MPTers observed that the settlers’ trees were very heavily laden with ripe olives while many of the Palestinian trees had almost no olives on the lower branches, but generally a good amount up high. The suspicion by the internationals and Israelis was that lower olives might have been stolen in a quick harvest by settlers , or possibly the lower area of the trees had been strayed with something, or maybe the settlers’ access to piped in irrigation water allowed their trees to flourish.
The harvesting started with men, women, children, Israelis and internationals working together and, at times, up to twenty Israeli police and soldiers standing guard at the edge of the grove. Shortly after a traditional communal picnic lunch, a Japanese journalist, a Japanese photographer and a Palestinian journalist arrived to interview the Palestinians about the olive harvest and the situation regarding the occupation and the illegal settlements.
One of the Palestinian woman readily and passionately spoke of the difficult situation.
A few minutes later two settlers arrived driving small utility vehicles. They circled the Palestinian area hanging markers in “their” trees.
This activity continued on and off for a number of hours, giving the Japanese crew, internationals and Israelis a chance to photo them. A couple of internationals and several of the Israelis tried to communicate with the settlers in the utility vehicles. The settlers just continued to repeat that the land was theirs and all should leave. The Israeli military and police finally moved into the center of the grove. One settler drove right through the middle of the Palestinian trees and stopped to talk to the Israeli police.
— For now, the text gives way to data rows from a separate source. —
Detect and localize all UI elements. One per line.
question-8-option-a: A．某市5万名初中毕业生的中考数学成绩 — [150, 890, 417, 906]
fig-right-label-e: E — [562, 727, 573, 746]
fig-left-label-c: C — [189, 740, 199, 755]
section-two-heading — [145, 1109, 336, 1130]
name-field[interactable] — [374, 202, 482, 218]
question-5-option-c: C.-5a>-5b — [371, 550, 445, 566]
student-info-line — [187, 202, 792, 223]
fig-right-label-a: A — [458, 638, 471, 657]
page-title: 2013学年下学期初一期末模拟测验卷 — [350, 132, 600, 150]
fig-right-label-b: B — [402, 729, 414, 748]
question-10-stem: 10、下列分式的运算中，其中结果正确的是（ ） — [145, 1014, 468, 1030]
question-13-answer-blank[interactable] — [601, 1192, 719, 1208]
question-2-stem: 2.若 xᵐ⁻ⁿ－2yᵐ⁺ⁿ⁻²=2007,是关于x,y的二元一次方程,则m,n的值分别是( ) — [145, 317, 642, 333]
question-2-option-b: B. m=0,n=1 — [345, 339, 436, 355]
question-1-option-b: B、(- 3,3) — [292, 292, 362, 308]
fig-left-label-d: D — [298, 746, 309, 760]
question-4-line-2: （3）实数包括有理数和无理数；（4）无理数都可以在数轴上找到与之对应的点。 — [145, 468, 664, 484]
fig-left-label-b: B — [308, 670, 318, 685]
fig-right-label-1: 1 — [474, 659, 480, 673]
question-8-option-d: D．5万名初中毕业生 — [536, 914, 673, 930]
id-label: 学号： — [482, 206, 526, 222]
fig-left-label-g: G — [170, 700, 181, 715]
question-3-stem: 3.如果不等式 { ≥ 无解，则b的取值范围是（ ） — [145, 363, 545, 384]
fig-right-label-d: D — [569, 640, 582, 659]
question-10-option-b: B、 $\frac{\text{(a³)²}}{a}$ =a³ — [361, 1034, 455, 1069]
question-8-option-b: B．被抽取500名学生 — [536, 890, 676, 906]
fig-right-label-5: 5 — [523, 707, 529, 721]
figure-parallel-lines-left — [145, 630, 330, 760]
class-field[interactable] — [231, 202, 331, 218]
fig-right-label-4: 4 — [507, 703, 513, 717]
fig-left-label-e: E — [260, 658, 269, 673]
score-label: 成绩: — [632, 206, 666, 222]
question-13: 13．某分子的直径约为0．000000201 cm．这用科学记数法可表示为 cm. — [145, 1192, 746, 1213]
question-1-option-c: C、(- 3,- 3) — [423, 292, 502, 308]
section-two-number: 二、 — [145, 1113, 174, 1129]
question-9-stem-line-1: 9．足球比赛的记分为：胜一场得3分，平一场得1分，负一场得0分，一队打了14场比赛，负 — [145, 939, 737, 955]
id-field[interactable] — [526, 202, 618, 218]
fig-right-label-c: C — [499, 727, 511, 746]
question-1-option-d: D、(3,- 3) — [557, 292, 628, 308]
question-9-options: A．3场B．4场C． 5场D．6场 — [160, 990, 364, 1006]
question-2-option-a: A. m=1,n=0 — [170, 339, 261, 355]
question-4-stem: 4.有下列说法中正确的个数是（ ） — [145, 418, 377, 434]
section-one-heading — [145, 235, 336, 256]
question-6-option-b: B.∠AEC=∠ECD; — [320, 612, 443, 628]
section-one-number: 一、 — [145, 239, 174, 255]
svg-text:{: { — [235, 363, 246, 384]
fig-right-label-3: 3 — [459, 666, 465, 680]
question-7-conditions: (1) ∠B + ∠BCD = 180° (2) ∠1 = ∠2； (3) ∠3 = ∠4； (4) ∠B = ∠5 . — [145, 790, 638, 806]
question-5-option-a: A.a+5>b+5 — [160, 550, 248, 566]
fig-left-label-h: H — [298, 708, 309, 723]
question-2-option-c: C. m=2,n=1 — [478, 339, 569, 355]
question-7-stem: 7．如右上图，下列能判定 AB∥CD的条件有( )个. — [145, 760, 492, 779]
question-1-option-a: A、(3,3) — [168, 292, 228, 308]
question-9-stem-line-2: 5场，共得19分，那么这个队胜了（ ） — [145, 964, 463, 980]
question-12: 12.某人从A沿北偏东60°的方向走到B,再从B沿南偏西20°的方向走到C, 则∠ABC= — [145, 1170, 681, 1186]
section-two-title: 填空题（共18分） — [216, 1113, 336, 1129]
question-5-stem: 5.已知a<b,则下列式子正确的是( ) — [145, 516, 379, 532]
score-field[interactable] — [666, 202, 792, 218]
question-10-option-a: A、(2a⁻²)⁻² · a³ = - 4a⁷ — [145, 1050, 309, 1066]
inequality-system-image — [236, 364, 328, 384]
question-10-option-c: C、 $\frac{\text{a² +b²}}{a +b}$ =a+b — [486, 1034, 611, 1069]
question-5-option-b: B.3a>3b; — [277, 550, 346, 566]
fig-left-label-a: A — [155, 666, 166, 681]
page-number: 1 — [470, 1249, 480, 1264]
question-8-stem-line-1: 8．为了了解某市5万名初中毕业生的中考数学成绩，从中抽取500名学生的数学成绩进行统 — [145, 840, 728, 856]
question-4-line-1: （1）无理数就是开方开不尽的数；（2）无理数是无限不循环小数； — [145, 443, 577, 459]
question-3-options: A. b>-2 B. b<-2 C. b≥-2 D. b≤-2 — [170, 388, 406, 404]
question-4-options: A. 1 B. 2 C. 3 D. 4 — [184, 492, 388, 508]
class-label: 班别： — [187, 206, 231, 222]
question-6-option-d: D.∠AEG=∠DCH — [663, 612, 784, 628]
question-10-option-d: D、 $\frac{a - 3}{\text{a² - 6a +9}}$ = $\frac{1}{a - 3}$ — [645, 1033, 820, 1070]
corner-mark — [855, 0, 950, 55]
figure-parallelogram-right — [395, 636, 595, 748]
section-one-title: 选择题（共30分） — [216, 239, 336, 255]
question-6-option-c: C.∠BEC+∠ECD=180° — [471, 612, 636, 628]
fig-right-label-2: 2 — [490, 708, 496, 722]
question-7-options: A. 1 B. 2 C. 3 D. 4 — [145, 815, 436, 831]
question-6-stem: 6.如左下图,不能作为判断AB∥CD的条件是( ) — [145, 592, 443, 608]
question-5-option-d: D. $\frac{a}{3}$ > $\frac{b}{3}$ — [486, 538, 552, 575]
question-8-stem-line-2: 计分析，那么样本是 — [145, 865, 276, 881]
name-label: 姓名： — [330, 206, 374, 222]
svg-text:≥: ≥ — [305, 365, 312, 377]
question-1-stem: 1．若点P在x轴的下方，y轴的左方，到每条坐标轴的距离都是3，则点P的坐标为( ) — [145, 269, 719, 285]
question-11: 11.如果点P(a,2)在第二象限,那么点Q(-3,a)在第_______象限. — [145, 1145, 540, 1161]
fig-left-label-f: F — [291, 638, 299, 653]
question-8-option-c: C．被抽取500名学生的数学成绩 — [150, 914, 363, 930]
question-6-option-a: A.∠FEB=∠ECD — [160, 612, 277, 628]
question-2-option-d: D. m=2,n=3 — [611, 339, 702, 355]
Although there was concern and tension in the air, the Palestinians were able to complete most of their harvest in their area and then load all the bags of olives, ladders, kids and workers into the trailer and drive back to town.
Israeli soldiers and police stayed “to escort” everyone out of the area. The Palestinians were not able to complete totally the harvest nor collect fallen olives which can be used for making oil or olive oil soap. As the MPTers and three other internationals enjoyed the cooler air and pleasant mile plus walk back to the village, they pondered the effects of the occupation on every detail of Palestinian life.